When the range is exhausted i.e. last value reached how python knows for in loop ends . As in other languages

#2
for(i=0;i<=5;i++){
    print(i)
}

As in this exp. when i's values becomes larger than 5 false condition leads to termination of loop .

I tried reading docs of python and browsed over google but no satisfying answer. So unable to get a picture of this .


Solution

  • So this is actually a complicated question, but the very rough version of the answer is "the compiler/interpreter can do what it wants".

    It isn't actually running the human-readable text you write at all - instead it goes through a whole pipeline of transformations. At minimum, a lexer converts the text to a sequence of symbols, and then a parser turns that into a tree of language constructs; that may then be compiled into machine code or interpreted by a virtual machine.

    So, the python interpreter creates a structure that handles the underlying logic. Depending on the optimizations performed (those are really a black box, it's hard to say what they do), this may be producing structures logically equivalent to what a Java-like for loop would make, or it could actually create a data structure of numbers (that's what the range() function does on its own) and then iterate over them.

    Editing to give some more foundation for what this construct even means:

    Python iteration-style loops are different in how they're defined from C-style i++ sorts of loops.
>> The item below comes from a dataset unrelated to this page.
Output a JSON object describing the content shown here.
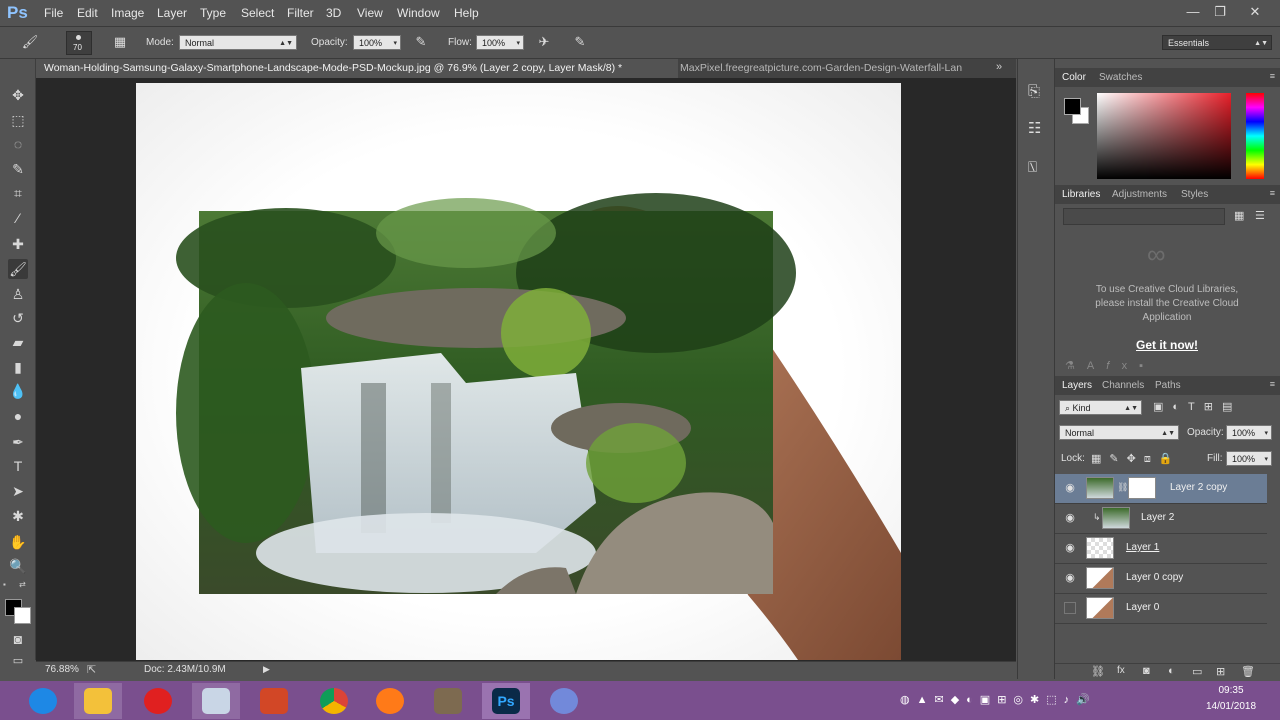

Python loops are intended to iterate on each element of a list or other sequence data structure - you can say, for instance, for name in listOfNames, and then use name in the following block.

    When you say for i in range(x), this is the pythonic way of doing something like the C-style loop. Think of it as the reverse of

    for(int i = 0; i < arr.length(); i++){
        foo(arr[i[)
    }
    

    In that code block you're accessing each element of an indexible sequence arr by going through each valid index. You don't actually care about i - it's just a means to an end, a way to make sure you visit each element.

    Python assumes that's what you're trying to do: the python variant is

    for elem in arr:
       foo(elem)
    

    Which most people would agree is simpler, clearer and more elegant.

    However, there are times when you actually do want to explicitly go number by number. To do that with a python style, you create a list of all the numbers you'll want to visit - that's what the range function does. You'll mostly see it as part of a loop statement, but it can exist independently - you can say x = range(10), and x will hold a list that consists of the numbers 0-9 inclusive.

    So, where before you were incrementing a number to visit each item of a list, now you're taking a list of numbers to get incrementing values.

    "How it does this" is still explanation I gave above - the parser and interpreter know how to create the nitty-gritty logic that actually creates this sequence and step through it, or possibly transform it into some logically equivalent steps.